By coulomb's law the force acting between two point charges q and Q-q lying r distance apart is given by

`F=k(q(Q-q))/r^2.....(1)`

Where Q is the total charge, a constant quantity.
k is the Coulmb's constant

q is the varible charge on which the magnitude of force F depends.

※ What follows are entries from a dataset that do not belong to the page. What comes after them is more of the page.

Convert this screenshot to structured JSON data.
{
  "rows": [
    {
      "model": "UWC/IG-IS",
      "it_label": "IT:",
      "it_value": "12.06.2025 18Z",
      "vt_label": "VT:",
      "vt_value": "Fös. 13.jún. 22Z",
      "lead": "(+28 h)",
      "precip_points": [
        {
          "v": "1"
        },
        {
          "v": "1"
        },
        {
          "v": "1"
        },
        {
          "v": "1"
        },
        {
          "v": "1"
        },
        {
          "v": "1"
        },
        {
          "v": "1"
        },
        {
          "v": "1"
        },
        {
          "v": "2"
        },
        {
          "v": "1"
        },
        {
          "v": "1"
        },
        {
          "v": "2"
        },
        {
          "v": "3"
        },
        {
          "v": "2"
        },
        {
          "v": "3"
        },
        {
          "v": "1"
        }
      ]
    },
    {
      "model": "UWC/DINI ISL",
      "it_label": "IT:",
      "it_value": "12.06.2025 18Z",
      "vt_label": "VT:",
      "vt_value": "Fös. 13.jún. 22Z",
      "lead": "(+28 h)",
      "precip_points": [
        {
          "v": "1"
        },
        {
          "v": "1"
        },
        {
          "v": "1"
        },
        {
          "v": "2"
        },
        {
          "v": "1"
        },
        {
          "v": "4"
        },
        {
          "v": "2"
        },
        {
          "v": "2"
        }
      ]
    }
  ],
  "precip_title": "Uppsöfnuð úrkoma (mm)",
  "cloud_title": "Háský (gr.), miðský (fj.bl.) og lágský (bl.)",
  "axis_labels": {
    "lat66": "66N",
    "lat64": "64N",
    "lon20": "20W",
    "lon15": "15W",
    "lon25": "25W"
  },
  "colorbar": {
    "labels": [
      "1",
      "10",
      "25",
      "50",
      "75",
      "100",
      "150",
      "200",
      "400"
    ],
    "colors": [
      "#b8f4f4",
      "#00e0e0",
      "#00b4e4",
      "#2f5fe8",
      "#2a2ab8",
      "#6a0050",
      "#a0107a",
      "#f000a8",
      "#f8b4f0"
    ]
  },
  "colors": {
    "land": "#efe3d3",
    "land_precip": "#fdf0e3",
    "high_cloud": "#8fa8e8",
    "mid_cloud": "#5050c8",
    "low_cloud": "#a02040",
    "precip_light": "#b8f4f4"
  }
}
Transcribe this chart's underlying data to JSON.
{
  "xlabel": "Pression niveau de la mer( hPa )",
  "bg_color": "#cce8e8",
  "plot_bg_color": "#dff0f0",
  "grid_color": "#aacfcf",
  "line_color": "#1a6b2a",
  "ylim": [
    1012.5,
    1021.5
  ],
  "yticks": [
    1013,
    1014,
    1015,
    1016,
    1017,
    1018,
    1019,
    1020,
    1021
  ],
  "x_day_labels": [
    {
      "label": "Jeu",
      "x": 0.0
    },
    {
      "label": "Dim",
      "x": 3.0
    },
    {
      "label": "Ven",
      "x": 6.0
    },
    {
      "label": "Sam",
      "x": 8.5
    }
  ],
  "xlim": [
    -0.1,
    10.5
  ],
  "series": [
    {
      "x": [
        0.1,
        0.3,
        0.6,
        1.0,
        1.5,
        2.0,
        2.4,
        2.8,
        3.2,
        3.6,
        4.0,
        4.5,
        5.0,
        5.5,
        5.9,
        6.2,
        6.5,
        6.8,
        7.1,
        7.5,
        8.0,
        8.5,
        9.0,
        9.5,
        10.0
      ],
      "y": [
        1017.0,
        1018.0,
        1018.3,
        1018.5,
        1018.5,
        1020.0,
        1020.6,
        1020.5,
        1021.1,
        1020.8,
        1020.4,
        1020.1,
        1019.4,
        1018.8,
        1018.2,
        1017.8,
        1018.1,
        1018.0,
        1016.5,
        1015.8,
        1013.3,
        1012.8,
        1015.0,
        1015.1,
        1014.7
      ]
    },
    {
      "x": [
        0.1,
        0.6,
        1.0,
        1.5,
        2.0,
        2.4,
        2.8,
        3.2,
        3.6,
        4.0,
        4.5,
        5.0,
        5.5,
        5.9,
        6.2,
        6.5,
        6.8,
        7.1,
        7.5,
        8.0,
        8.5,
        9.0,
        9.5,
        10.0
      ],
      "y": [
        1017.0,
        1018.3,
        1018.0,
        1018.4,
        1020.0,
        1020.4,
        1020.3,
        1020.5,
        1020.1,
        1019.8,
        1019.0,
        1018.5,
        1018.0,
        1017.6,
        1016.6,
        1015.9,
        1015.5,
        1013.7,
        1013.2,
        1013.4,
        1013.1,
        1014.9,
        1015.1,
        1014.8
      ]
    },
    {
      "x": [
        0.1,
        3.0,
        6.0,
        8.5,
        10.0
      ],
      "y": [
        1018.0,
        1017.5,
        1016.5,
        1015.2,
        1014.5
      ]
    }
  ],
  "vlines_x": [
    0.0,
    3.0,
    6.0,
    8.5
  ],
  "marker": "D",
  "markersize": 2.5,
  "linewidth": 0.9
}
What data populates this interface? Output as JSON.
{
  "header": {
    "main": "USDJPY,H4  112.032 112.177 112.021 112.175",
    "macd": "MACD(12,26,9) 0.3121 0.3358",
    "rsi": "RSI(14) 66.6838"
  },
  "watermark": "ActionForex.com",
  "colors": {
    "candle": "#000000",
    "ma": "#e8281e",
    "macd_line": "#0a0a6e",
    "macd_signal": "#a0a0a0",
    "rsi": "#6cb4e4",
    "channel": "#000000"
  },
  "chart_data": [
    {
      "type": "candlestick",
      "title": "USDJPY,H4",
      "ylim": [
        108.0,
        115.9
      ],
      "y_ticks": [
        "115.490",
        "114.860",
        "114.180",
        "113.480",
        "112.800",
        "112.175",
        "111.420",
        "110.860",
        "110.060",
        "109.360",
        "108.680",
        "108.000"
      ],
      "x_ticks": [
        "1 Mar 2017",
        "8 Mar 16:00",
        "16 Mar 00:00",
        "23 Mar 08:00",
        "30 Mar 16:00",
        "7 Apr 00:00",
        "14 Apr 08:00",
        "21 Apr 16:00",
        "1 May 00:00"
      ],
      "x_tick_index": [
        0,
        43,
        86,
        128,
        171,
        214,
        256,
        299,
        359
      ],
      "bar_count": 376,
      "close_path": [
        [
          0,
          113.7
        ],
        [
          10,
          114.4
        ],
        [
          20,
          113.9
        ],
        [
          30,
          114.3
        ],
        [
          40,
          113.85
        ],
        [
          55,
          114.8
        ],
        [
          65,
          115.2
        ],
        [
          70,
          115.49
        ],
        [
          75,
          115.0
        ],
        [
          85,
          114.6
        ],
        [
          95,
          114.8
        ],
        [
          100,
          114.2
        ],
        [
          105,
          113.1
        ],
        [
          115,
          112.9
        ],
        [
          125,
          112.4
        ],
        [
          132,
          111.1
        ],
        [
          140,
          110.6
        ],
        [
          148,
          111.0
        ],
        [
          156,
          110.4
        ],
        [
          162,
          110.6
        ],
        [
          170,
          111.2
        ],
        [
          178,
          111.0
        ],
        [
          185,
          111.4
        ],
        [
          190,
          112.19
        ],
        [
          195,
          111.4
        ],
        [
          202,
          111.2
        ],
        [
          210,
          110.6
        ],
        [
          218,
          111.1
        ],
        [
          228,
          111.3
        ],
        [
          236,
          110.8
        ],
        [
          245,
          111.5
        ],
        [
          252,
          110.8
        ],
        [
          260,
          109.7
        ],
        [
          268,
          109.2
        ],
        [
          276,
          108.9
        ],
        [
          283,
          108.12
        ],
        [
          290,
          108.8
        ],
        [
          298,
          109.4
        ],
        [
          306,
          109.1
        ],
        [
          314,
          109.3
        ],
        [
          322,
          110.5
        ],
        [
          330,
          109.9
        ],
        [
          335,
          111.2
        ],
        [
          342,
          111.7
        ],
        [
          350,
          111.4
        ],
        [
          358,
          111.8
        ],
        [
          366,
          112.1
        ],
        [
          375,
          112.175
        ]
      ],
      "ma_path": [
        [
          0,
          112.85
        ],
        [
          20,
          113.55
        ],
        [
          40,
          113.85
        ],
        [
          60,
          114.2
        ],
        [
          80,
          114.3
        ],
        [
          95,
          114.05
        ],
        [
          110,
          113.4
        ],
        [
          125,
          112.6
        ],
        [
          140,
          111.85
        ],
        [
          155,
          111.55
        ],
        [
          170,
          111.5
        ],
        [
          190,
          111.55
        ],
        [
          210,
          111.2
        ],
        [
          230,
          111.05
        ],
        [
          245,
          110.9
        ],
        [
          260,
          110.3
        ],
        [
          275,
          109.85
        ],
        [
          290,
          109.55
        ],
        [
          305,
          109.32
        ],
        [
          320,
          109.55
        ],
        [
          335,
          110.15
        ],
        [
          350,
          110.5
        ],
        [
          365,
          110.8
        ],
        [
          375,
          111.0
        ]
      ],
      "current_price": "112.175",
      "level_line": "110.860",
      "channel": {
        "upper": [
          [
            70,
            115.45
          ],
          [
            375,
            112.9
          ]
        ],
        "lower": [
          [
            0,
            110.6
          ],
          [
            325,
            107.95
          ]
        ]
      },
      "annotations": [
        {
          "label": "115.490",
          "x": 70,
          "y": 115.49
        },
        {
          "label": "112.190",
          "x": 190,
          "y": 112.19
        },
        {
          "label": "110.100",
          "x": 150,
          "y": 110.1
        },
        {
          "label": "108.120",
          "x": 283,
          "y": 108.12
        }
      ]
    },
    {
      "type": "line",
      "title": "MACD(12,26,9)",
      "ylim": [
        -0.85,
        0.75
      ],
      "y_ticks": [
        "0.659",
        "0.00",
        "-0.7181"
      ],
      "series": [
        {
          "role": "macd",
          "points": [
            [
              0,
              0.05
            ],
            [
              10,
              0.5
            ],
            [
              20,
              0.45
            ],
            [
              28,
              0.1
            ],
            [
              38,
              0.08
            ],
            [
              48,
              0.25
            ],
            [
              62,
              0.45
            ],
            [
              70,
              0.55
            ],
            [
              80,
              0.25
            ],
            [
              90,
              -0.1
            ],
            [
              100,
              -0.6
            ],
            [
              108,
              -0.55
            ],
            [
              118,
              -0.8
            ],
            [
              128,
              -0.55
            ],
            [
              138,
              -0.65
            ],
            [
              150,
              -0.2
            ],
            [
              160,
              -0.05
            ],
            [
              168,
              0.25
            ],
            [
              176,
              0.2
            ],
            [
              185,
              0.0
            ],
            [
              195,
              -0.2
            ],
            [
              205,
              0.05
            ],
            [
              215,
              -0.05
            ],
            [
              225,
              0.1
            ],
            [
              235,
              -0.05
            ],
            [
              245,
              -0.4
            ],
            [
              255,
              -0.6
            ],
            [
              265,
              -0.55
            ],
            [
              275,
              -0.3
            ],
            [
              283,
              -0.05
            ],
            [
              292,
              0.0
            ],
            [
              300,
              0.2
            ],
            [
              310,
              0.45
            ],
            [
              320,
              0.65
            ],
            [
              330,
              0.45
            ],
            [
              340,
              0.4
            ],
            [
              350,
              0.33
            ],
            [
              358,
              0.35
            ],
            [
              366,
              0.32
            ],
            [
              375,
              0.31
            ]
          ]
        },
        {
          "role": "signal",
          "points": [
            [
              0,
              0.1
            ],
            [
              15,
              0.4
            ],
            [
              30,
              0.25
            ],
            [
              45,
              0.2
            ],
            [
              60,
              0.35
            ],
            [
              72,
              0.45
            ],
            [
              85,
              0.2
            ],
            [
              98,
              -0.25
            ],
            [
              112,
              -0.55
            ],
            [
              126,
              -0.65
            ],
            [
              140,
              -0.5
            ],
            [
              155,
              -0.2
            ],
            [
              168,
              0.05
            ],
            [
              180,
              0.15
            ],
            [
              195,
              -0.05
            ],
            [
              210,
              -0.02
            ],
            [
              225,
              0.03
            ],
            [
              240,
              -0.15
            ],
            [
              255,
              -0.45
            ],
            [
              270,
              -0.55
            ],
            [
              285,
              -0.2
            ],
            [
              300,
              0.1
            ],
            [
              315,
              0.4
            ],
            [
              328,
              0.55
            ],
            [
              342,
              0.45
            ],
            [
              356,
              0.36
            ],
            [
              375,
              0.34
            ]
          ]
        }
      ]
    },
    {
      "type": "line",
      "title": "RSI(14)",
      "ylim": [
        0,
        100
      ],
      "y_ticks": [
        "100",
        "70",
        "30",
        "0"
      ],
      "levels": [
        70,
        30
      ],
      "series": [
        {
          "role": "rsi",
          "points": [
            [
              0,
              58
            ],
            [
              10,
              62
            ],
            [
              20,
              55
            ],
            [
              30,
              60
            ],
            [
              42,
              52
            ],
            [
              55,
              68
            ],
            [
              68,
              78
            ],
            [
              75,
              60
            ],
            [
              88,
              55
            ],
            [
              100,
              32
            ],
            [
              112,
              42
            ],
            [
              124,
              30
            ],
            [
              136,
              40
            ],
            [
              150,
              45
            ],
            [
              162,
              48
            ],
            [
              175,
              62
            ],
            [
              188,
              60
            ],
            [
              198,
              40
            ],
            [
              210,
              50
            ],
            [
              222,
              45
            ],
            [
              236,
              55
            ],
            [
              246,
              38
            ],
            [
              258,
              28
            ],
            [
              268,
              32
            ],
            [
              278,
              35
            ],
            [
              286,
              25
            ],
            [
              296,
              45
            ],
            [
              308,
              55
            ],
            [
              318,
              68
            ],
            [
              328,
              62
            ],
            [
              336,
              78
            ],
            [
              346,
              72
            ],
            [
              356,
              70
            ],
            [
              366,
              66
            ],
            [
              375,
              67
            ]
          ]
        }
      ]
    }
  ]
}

1. Algebraic process to determine the condition for the maximum value of F

Now

`F=k(qQ-q^2)/r^2`

`=>F=k/r^2(Q^2/4-Q^2/4+2*Q/2*q-q^2)`

`=>F=k/r^2(Q^2/4-((Q/2)^2-2*Q/2*q+q^2))`

`=>F=k/r^2(Q^2/4-(Q/2-q)^2)`

This relation suggests that the magnltude of force F will be maximum only when

`Q/2-q=0`
`=>q=Q/2`

This means the force between the two parts of Q will be maximum only when Q is divided in two equal parts and then

`Q/q=2/1`

1. Calculus process

Differentiating equation (1) w .r to q we get

`(dF)/(dq)=k/r^2(d/(dq)(Qq-q^2))`

`=>(dF)/(dq)=k/r^2(Qd/(dq)(q)-d/(dq)(q^2))`

`=>(dF)/(dq)=k/r^2(Q-2q)`

For maximum value of F

`(dF)/(dq)=0`

This means `k/r^2(Q-2q)=0`

`=>Q=2q`

`=>Q/q=2/1`